Pseudo code to clarify:

[Action | Directive - Eat] [Subject - Grandma] [Conditional of Subject - if hungry]

>>embedd+Zo2
It depends on what you mean by a language. If JSON then yes. There are ways to implement CRDT by layering on top of JSON (see Automerge) but the result is really far from idiomatic readable JSON people expect to see.

RDX is more like CRDT JSON DOM in fact, not just JSON+. If that makes sense.

>>deepsq+(OP)
Opus 4.5 is very good at using TLA+ specifications to generate code.

>>kwanbi+Ro2
They're just functions that you define inside another "outer" function's local scope, and depending on the language they will/can also work as closures - meaning they capture the values of variable in the outer function as well.
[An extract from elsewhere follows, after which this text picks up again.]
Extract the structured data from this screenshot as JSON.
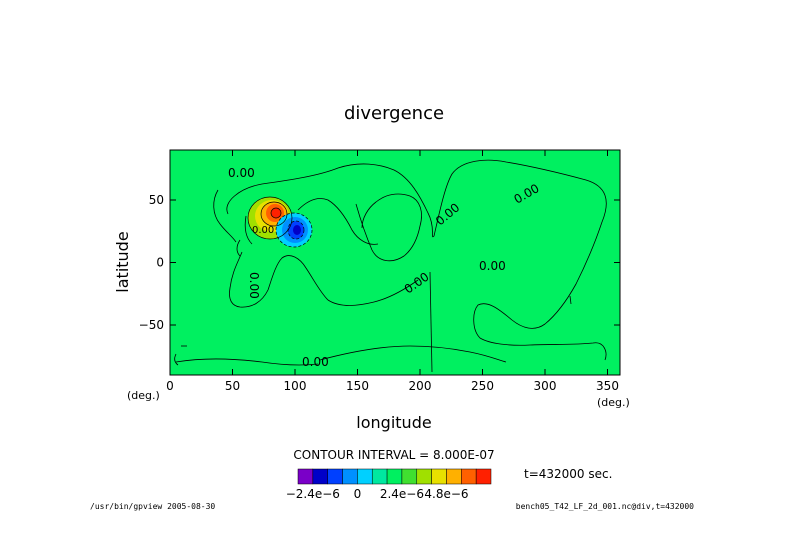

I don't know the syntax of kotlin, but lambda functions generally are usually useful to pass as parameters to other, generic/higher-order functions. For example if you have a sort function `sort(listofitems, compareitems_fn)` you could write the `compareitems_fn` as a lambda directly in-line with the call to sort()

>>keepam+zO
Syntax != semantics. The LLM being able to adhere syntax is one thing, the LLM picking up various language-isms is another. In Python, you don't want to see

    for i in range(len(arr)): 
        something(arr[i])

because the pythonic way is simply:

    for i in arr:
        something(i)

or even:

    [something(i) for i in arr]

The first version is absolutely syntactically correct, but terrible python. How do you teach the LLM that?

Bugs don't come from syntax errors. If you've got a syntax error, it doesn't compile/fails to run entirely. So we're not talking about the LLM learning the syntax, I'm asking the LLM learning the deeper semantics of lanng.